Landauer, now 25, was a fairly obvious choice. She is one of the most promising young drivers in America, and almost certainly the best who isn’t male. Last year she finished fourth in Nascar’s K&N Pro Series West, three tiers below the Monster Energy Nascar Cup Series, where Jimmie Johnson and Dale Earnhardt Jr. make millions driving in 200-mph circles. There are precisely zero women in the sport’s second and third tiers—the Xfinity Series and Camping World Truck Series, respectively. Which means that Landauer is the only woman with a legitimate chance of reaching the Cup, as racers call it, in the near future, to join Danica Patrick, who has been racing 39 men every week since 2013, when she became the first woman to land a full-time Cup ride.

“Julia had the harsh lesson that when you walk in cold to a company and meet the nice receptionist who’s happy to take your paper, sometimes she does absolutely nothing with it,” Steve recalls. “And I said, ‘Get used to this. You’ll have another thousand of these before somebody will give you money.’ ”

That alone makes Landauer unique, but it’s hardly the most interesting thing about her. She isn’t from the South, or even the West, the two hotbeds of stock car racing. She was raised in Manhattan, attended one of New York City’s most prestigious and competitive public high schools, Stuyvesant, and then graduated from Stanford, in 2014, on time, despite missing half a semester to compete on the reality TV show Survivor in an effort to win $1 million to fund future racing and extend the reach of her personal brand. She didn’t win. She got nine minutes of screen time and a second-degree sunburn.

Last year, Landauer had the partial backing of a team with Toyota and National Automotive Parts Association sponsorship; this year she’s racing for a Ford team, and the team owner, who has a dealership in California, is partially subsidizing the costs. But there’s still plenty to make up with small sponsorships and “personal funding” from her parents. She also has learned to be creative. During her four years at Stanford, she had little time for racing, but that didn’t stop her from promoting the image. In 2012, as a sophomore, she shot a very earnest promotional video on campus and posted it to YouTube and her new website. “I have to work every day to develop my brand,” she says to the camera in her video, “but I also have to go to class.”
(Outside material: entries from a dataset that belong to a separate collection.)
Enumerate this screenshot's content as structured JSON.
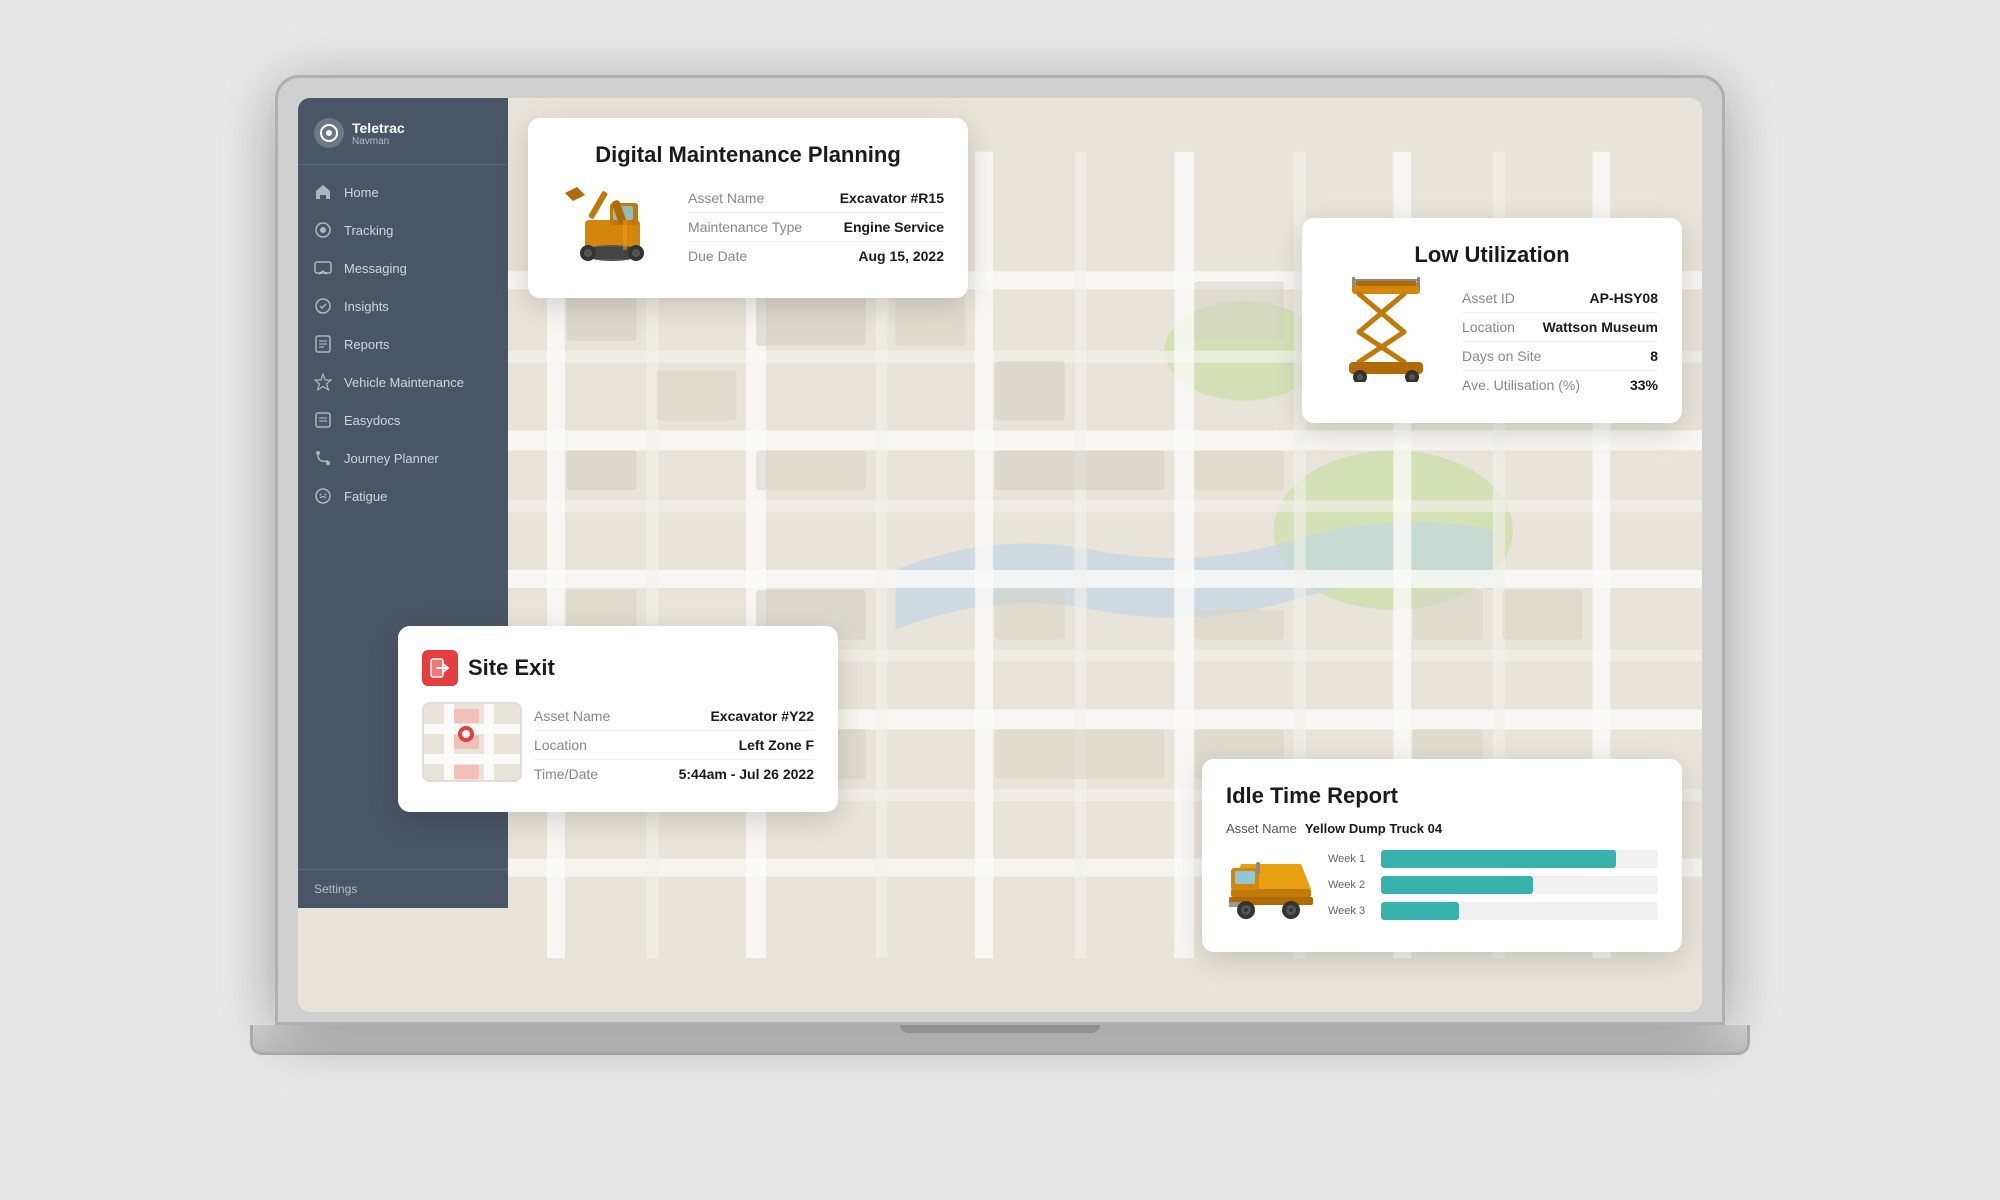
{
  "app": {
    "name": "Teletrac",
    "tagline": "Navman"
  },
  "sidebar": {
    "logo_icon": "◎",
    "items": [
      {
        "label": "Home",
        "icon": "home"
      },
      {
        "label": "Tracking",
        "icon": "tracking"
      },
      {
        "label": "Messaging",
        "icon": "messaging"
      },
      {
        "label": "Insights",
        "icon": "insights"
      },
      {
        "label": "Reports",
        "icon": "reports"
      },
      {
        "label": "Vehicle Maintenance",
        "icon": "maintenance"
      },
      {
        "label": "Easydocs",
        "icon": "easydocs"
      },
      {
        "label": "Journey Planner",
        "icon": "journey"
      },
      {
        "label": "Fatigue",
        "icon": "fatigue"
      }
    ],
    "settings_label": "Settings"
  },
  "maintenance_card": {
    "title": "Digital Maintenance Planning",
    "asset_name_label": "Asset Name",
    "asset_name_value": "Excavator #R15",
    "maintenance_type_label": "Maintenance Type",
    "maintenance_type_value": "Engine Service",
    "due_date_label": "Due Date",
    "due_date_value": "Aug 15, 2022"
  },
  "utilization_card": {
    "title": "Low Utilization",
    "asset_id_label": "Asset ID",
    "asset_id_value": "AP-HSY08",
    "location_label": "Location",
    "location_value": "Wattson Museum",
    "days_label": "Days on Site",
    "days_value": "8",
    "utilisation_label": "Ave. Utilisation (%)",
    "utilisation_value": "33%"
  },
  "site_exit_card": {
    "title": "Site Exit",
    "asset_name_label": "Asset Name",
    "asset_name_value": "Excavator #Y22",
    "location_label": "Location",
    "location_value": "Left Zone F",
    "time_label": "Time/Date",
    "time_value": "5:44am - Jul 26 2022"
  },
  "idle_time_card": {
    "title": "Idle Time Report",
    "asset_name_label": "Asset Name",
    "asset_name_value": "Yellow Dump Truck 04",
    "bars": [
      {
        "label": "Week 1",
        "pct": 85
      },
      {
        "label": "Week 2",
        "pct": 55
      },
      {
        "label": "Week 3",
        "pct": 28
      }
    ]
  }
}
Landauer took advantage of Stanford’s rigorous business and technology curriculum, and also its fervent base of aspiring entrepreneurs. (Her own degree is in Science, Technology, and Society.) She had a searing experience in a marketing seminar when she faced a semicircle of classmates and asked them to critique her social media presence, after a failed attempt to raise money through Indiegogo. They ripped her apart, saying her image seemed too polished, inauthentic. “I went home and sobbed,” she says. “But it was great. The stuff I was trying wasn’t working.” The next time she tried Indiegogo, in 2015, it worked. She raised $11,475, or 115 percent of the goal she’d set to help fund a seven-race season at Virginia’s Motor Mile Speedway—which she won, becoming just the second woman to win a title in the track’s 63-year history.

As much as Landauer grew up at Stanford, she lost valuable time racing. She has watched boys she raced with as a teenager climb the ranks, many of them into the Camping World Truck Series, where she hopes to join them next year. That’s almost the big leagues. It’s Nascar’s third tier, featuring stock cars with lightweight truck bodies, and often includes Cup racers who are moonlighting for fun. To get there will require an invitation from a team, which Landauer is unlikely to get unless she attracts a lot more money—a season in trucks, as the circuit is called, runs $3 million to $5 million. Xfinity, the step beyond that, is $6 million to $8 million. And Cup: a minimum of $15 million.